Elena lifted her shoulders wearily, reclaiming her glass of juice and swallowing it thirstily. The fire of anger had burned out and now she felt fit for nothing, mentally capitulating beneath the weight of the present situation, which was even more traumatic than the one she’d had to endure all those years ago.
She said flatly, ‘After some tough questioning, yes. After the trial I came out to Spain, with little more than the clothes I stood up in—no way would I touch any of the things bought with stolen money—reverted to my maiden name and divorced him when he was two years into his prison sentence.’
It was impossible to tell what he was thinking. They’d been so in love, so close until recently, they’d been able to read each other’s minds.
Not now. Not any more.
Only by the merest flicker of those darkly shadowed eyes as they touched her now wilting body did he indicate that he was aware of her presence at all.
He was probably weighing every word she’d said and deciding that her former husband had taken to crime to satisfy her ever increasing demands, that she’d coolly handed him over to the authorities before they caught up with him, foreseeing a humiliating end to the glitzy roller-coaster ride. He’d be grouping himself with Liam as the injured party. He believed that badly of her.
And he confirmed it when he said drily, ‘How moral you make yourself sound. But then you’re good with words. You have to be, the job you do. But there’s one thing even you can’t lie about, or gloss over—the fact that you married me in the full knowledge that you could be pregnant by another man.’
Anger blistered her. ‘Stop this!’ Her hands flew up to her head, as if to hold it on her shoulders before frustrated rage blew it away. ‘Listen to yourself! I’m carrying Sam’s child—nothing as vague as another man’s! Sam’s! Why can’t you bring yourself to say his name?’
From the odd comments he’d made she was beginning to think she knew. She wasn’t sure, but if she was right it would answer a whole heap of questions about his total and absolute refusal to listen to her.
‘Because the thought of you and him together infuriates me,’ he came back quickly, rawly.
‘Infuriates?’ She questioned his choice of word sharply. ‘Until just now you weren’t interested in my first marriage. As far as you were concerned it was unimportant. And you didn’t ask if there’d been any other men in my life since my divorce. You appeared not to have a jealous bone in your body.’
Carefully, she kept her voice calm, refusing to believe there was nothing but hatred behind that stony façade, hoping, almost against hope, that she could find a way to get through to him. ‘Just as I didn’t want, or need, to know who you might have shared a bed with before we met.
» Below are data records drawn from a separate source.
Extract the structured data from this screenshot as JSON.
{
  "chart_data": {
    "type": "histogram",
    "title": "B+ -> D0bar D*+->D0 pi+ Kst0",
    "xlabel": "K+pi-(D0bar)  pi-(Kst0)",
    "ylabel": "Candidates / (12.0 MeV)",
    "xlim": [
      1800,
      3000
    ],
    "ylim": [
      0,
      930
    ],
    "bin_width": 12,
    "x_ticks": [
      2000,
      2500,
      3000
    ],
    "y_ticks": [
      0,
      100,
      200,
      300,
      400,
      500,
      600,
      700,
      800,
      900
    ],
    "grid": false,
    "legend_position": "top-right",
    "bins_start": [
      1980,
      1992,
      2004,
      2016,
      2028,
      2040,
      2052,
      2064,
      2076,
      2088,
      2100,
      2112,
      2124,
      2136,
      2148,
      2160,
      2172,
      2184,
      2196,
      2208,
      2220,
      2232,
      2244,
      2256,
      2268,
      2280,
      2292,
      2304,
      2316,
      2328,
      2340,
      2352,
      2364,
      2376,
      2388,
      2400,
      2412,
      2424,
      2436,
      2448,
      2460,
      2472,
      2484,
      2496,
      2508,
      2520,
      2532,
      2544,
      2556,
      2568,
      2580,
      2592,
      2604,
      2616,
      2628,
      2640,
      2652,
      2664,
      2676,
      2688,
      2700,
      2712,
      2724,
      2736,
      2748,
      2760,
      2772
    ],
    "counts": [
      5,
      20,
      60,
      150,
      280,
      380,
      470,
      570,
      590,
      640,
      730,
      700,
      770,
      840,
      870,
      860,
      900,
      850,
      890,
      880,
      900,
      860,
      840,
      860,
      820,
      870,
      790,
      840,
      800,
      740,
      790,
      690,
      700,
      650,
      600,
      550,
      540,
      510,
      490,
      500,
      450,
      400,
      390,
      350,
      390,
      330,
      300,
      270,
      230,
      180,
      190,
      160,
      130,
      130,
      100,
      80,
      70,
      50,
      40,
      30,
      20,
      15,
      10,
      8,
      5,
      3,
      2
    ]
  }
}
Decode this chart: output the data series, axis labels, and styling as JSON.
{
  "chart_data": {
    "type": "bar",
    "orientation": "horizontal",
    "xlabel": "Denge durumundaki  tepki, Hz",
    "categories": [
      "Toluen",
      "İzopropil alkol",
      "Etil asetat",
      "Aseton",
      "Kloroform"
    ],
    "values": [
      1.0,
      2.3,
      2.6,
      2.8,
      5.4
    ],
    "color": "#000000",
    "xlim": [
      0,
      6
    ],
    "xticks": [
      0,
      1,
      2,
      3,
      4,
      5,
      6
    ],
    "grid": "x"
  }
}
I believed our future was all that mattered, not what might or might not have happened in the past. I’m sure you felt that way, too.’
He shrugged, impatience highlighting his eyes now. ‘I see no point in rehashing this.’
‘Probably not,’ she conceded, ‘but there is one. Ask yourself if you’d have felt so badly—so betrayed,’ she granted him, ‘if this baby had been an accident, fathered by any other man. Some man, say, I’d had a brief and meaningless affair with before I met you. And then ask yourself why you categorically refuse to let me tell you what really happened between me and Sam.’
‘I would have thought that was glaringly obvious.’ He spoke drily but there was a frown-line between his eyes now. Was he thinking about what she’d said? Really thinking instead of letting his emotions get in the way of logic?
‘This tortured conversation is getting us nowhere.’ He put his empty glass down on
the drainer, and she knew that if she let him go she would have lost this last opportunity to get through to him. He would never again stand still long enough to have a meaningful discussion about anything.
As he walked to the door she said firmly, ‘Sam wasn’t my lover. He was my friend, nothing more. I wanted a child; Sam donated the sperm. A completely clinical happening. Check with the clinic in London if you don’t believe me!’
He went very still, as if her words had frozen him. And then he turned, slowly. Something like ridicule looked out of his eyes. ‘I applaud your inventive imagination. It gets you into the bestseller lists but it won’t get you anywhere with me.’